For years businesses have been decidedly opaque in the value they extract from personal data. What we are now seeing is that customers are becoming more aware of this data and its value. And this is leading to them being more protective and selective when giving it away and more concerned over the security and privacy surrounding their personal data.
In Europe the midata initiative is exploring this growing change by putting tools and processes in place for people to access their own data and understand the value that is holds. One early project has been brought together by midata and GoCompare for the financial services industry – who has used personal data to enhance the value of their products for a long time.
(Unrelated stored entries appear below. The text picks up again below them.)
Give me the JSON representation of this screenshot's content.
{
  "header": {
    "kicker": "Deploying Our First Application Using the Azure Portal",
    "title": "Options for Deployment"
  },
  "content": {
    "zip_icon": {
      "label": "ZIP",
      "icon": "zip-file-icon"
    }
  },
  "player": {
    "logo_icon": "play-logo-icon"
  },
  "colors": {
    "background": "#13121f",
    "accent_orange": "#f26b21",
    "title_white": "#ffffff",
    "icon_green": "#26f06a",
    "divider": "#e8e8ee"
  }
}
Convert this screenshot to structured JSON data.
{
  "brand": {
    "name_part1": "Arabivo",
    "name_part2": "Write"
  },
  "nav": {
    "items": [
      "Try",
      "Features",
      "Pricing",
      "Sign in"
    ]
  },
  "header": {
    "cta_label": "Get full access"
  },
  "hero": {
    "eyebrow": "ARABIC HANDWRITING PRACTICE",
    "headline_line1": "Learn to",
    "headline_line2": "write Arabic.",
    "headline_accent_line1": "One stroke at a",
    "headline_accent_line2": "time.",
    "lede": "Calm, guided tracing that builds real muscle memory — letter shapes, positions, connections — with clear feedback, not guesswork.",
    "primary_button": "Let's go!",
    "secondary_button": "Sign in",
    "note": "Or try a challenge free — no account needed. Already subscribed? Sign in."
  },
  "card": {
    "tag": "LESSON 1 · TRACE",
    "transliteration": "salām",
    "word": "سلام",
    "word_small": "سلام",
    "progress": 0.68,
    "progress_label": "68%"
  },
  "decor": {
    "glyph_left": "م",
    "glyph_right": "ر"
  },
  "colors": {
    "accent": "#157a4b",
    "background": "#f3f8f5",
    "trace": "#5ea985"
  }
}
By understanding their customers’ spending and living habits they have been able to carefully select specific products and market them to the right customers with the right risk appetite. The GoCompare tool however lets consumers conduct the same kind of analysis on their spending data as banks, running this data through a catalogue of financial products to tell customers clearly and visually what the best product should be for them and exactly how much they could save, demonstrating the financial benefit and personalisation they can receive through access and control of their personal data.
The key to the future of personal data lies with a clear appreciation of its value. In the future people like you and I should have access to our own data and a full understanding of how sharing our data can benefit us. We should be able to personalise the amount of data that we are sharing, decide how it’s used and understand the level of security and risks that it brings. Whether you are engaging in a relationship you shouldn’t be or building your nest egg, you should know what you’re giving away and to what end.
So is the future of personal data ownership a bright one?
Personally, I think the data points that way. The age of Big Data has already arrived, but the era of Small Data is yet to begin.